Velvet leaders let others lead, building their capabilities. They tolerate mistakes to let people learn, so long as those mistakes do not jeopardize the organization’s survival.

Steel and Velvet

Such leadership—flexing between the hard and soft edges—requires stepping out of your natural behavioral box:

  • The quiet administrator must be a courageous “voice of one” in a staff meeting, even when others resent her for making waves.
  • The shy foreman must speak up in front of large groups.
  • The reflective thinker must make a quick decision when circumstances demand it.
  • The dominating vice president has to shut up and listen.
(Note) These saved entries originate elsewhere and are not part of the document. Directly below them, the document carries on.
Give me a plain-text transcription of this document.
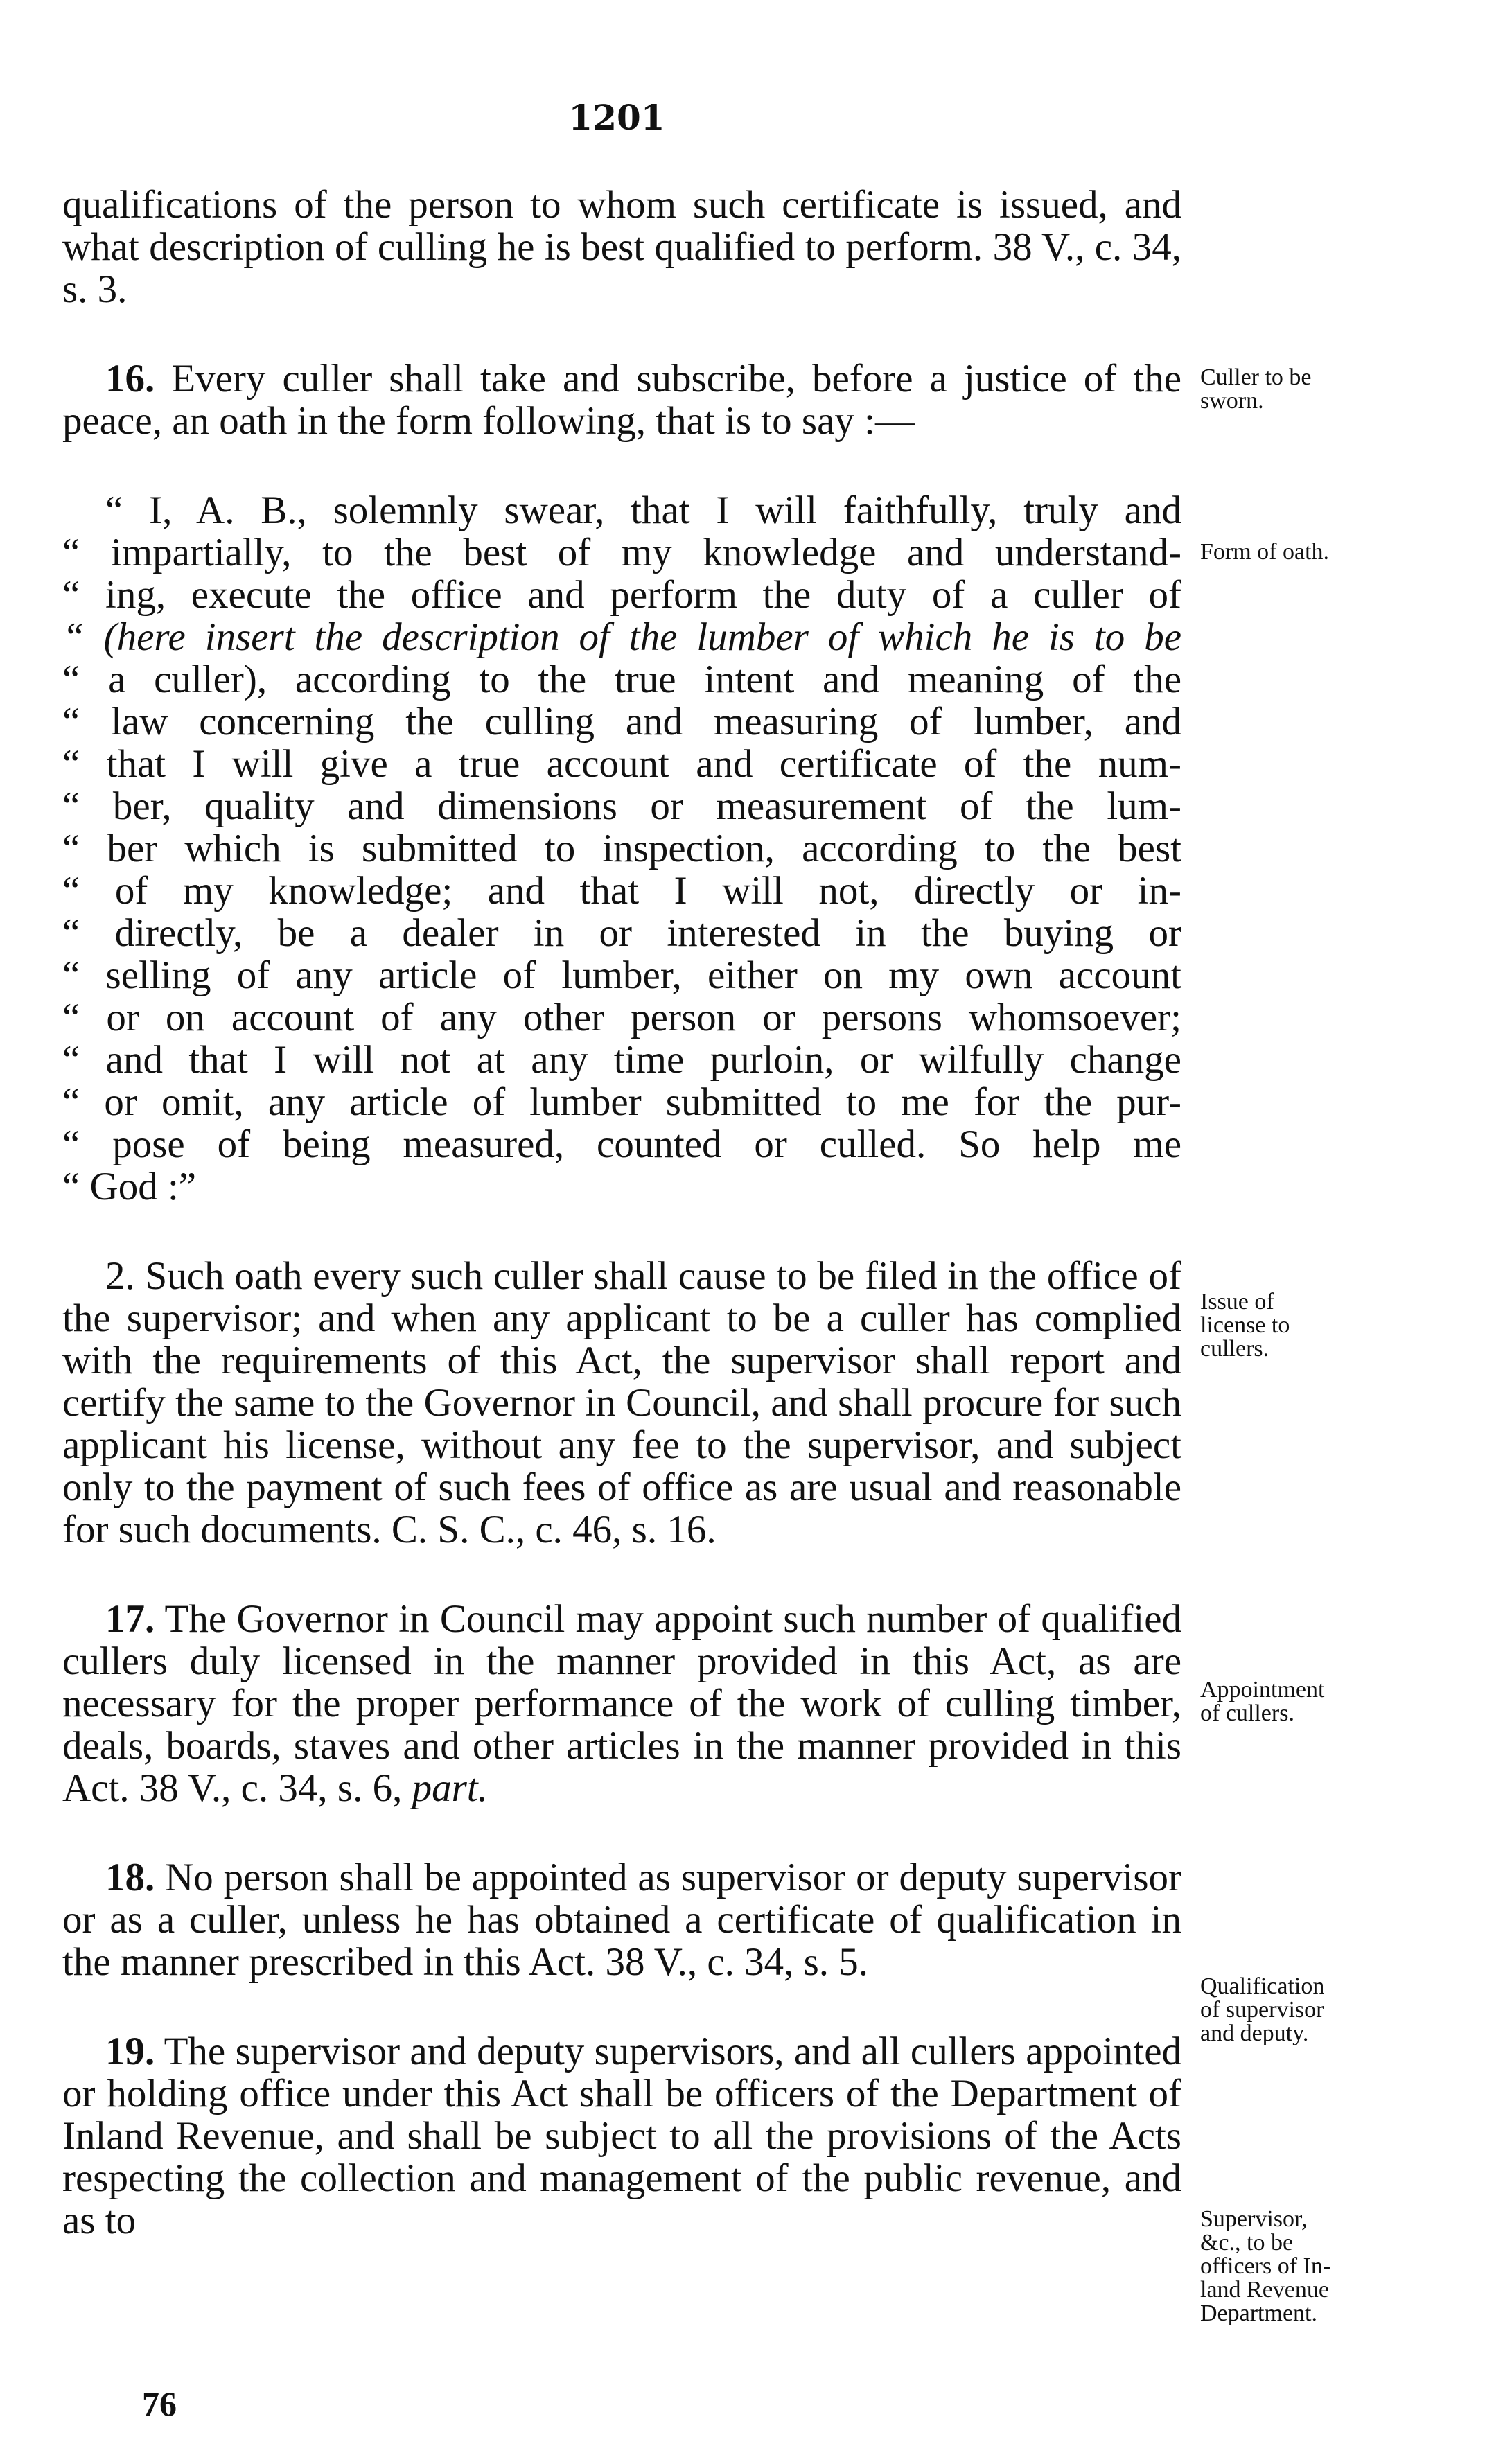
1201

qualifications of the person to whom such certificate is issued, and what description of culling he is best qualified to perform. 38 V., c. 34, s. 3.

16. Every culler shall take and subscribe, before a justice of the peace, an oath in the form following, that is to say :—

“ I, A. B., solemnly swear, that I will faithfully, truly and
“ impartially, to the best of my knowledge and understand-
“ ing, execute the office and perform the duty of a culler of
“ (here insert the description of the lumber of which he is to be
“ a culler), according to the true intent and meaning of the
“ law concerning the culling and measuring of lumber, and
“ that I will give a true account and certificate of the num-
“ ber, quality and dimensions or measurement of the lum-
“ ber which is submitted to inspection, according to the best
“ of my knowledge; and that I will not, directly or in-
“ directly, be a dealer in or interested in the buying or
“ selling of any article of lumber, either on my own account
“ or on account of any other person or persons whomsoever;
“ and that I will not at any time purloin, or wilfully change
“ or omit, any article of lumber submitted to me for the pur-
“ pose of being measured, counted or culled. So help me
“ God :”

2. Such oath every such culler shall cause to be filed in the office of the supervisor; and when any applicant to be a culler has complied with the requirements of this Act, the supervisor shall report and certify the same to the Governor in Council, and shall procure for such applicant his license, without any fee to the supervisor, and subject only to the payment of such fees of office as are usual and reasonable for such documents. C. S. C., c. 46, s. 16.

17. The Governor in Council may appoint such number of qualified cullers duly licensed in the manner provided in this Act, as are necessary for the proper performance of the work of culling timber, deals, boards, staves and other articles in the manner provided in this Act. 38 V., c. 34, s. 6, part.

18. No person shall be appointed as supervisor or deputy supervisor or as a culler, unless he has obtained a certificate of qualification in the manner prescribed in this Act. 38 V., c. 34, s. 5.

19. The supervisor and deputy supervisors, and all cullers appointed or holding office under this Act shall be officers of the Department of Inland Revenue, and shall be subject to all the provisions of the Acts respecting the collection and management of the public revenue, and as to

Culler to be
sworn.
Form of oath.
Issue of
license to
cullers.
Appointment
of cullers.
Qualification
of supervisor
and deputy.
Supervisor,
&c., to be
officers of In-
land Revenue
Department.
76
The key is not just steel, or just velvet, or some murky middle ground between them. There is continual movement back and forth: “flex.”

Practical Applications

  1. Examine the context, including the nature of the situation and the people involved.
  2. Invoke steel when you need to safeguard what we call the triple crown quest—making sure the organization’s quest to be excellent, ethical, and enduring is not jeopardized. If anything threatens the organization’s results imperative, integrity imperative, or sustainability imperative, it’s time to put on the body armor.
  3. Invoke velvet to build capacity in the organization—the ability and motivation of people to achieve sustained excellent results with integrity.
  4. To avoid being viewed as inconsistent (and damaging your credibility), always operate in accordance with the organization’s shared purpose, values, and vision.
  5. To avoid confusion (especially when you are invoking steel), take the time to explain what you’re doing and why—and how the action or decision supports the organization’s purpose, values, and vision.
  6. The toughest issues of all, particularly on the steel side, concern people, but you do a disservice to everyone in the organization if you don’t address the bad apples head-on.
  7. Don’t use steel all the time; the best leaders operate on the soft edge of leadership much more often and flex to the hard side only when necessary.